Im vergangenen Jahr ging die Konzentration von Bentazon in Reinsdorf zwar zurück. Im April 2009 betrug sie 94 Mikrogramm pro Liter, im September 62. Eine Messung im Mai 2010 registrierte allerdings wieder einen Sprung nach oben: 80 Mikrogramm pro Liter. In der Zwischenzeit stieg die Bentazon-Belastung auch in Görzig an. Die Konzentration dieses Stoffs im Notwasserbrunnen in der Bahnhofsstraße erhöhte sich zwischen 2009 und 2010 von 0,13 auf 3,5 Mikrogramm pro Liter. Mathias Weiland erklärt diese Ausbreitung durch Grundwasser-Strömungen von Reinsdorf aus in südlicher Richtung zum Fuhnetal hin. In der Kuhfuhne unterhalb Görzigs gab es im Jahr 2008 8,9 Mikrogramm Bentazon pro Liter Wasser, Ende April 2010 waren es bereits 20 Mikrogramm.

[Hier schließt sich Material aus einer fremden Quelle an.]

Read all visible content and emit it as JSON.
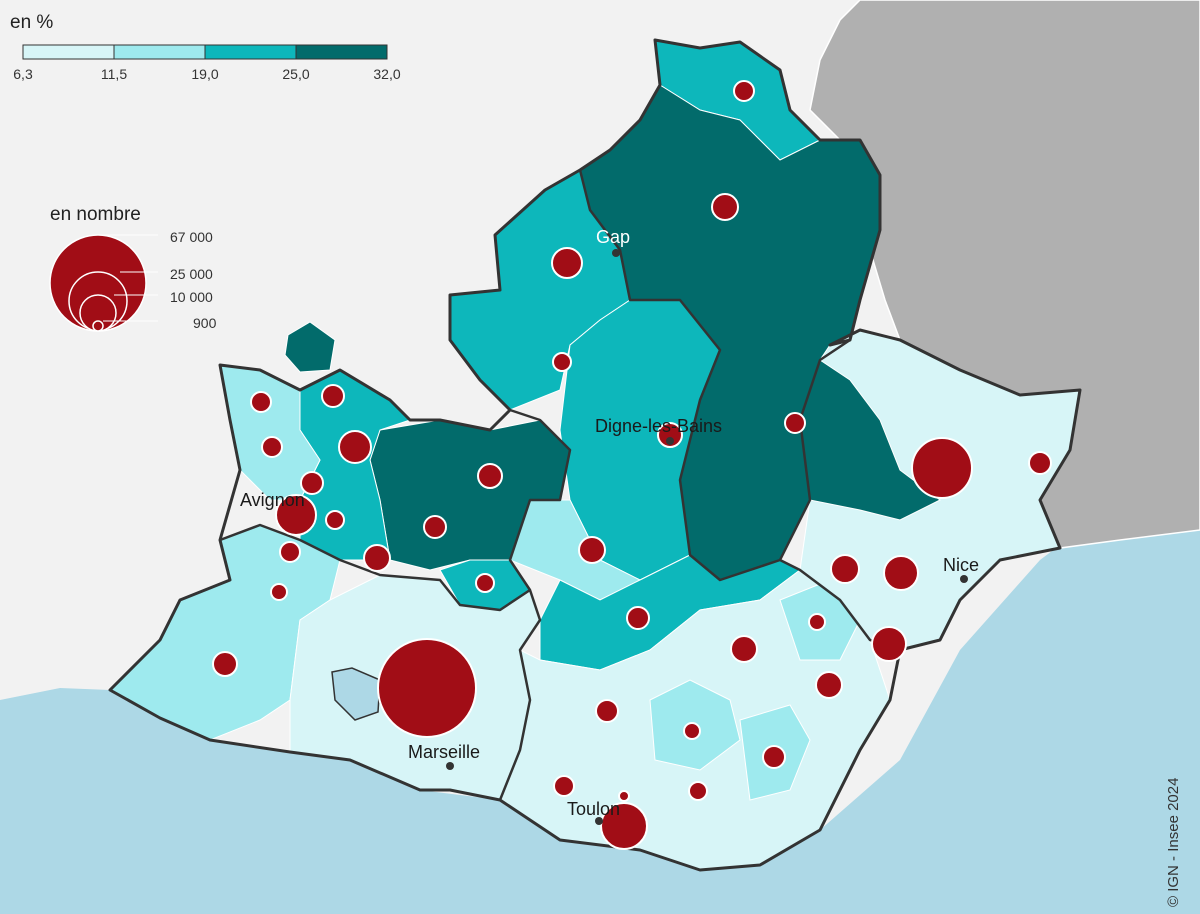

Die Warnung vor der Grundwassernutzung für Reinsdorf und Görzig gilt also voll weiter. Da die Gemeinde an eine zentrale Trinkwasserleitung angeschlossen ist, fällt es den Einwohnern leicht, beim Trinken oder Kochen auf Brunnenwasser zu verzichten. Beim Gießen sieht es offenbar anders aus. "Ich gieße meinen Garten mit Brunnenwasser", so ein Görziger gegenüber der MZ. "Auch aus anderen Höfen hört man Brunnenpumpen-Geräusche." Schließlich verfügen hier viele über einen Brunnen. Mit Brunnenwasser zu gießen, schont das Portemonnaie.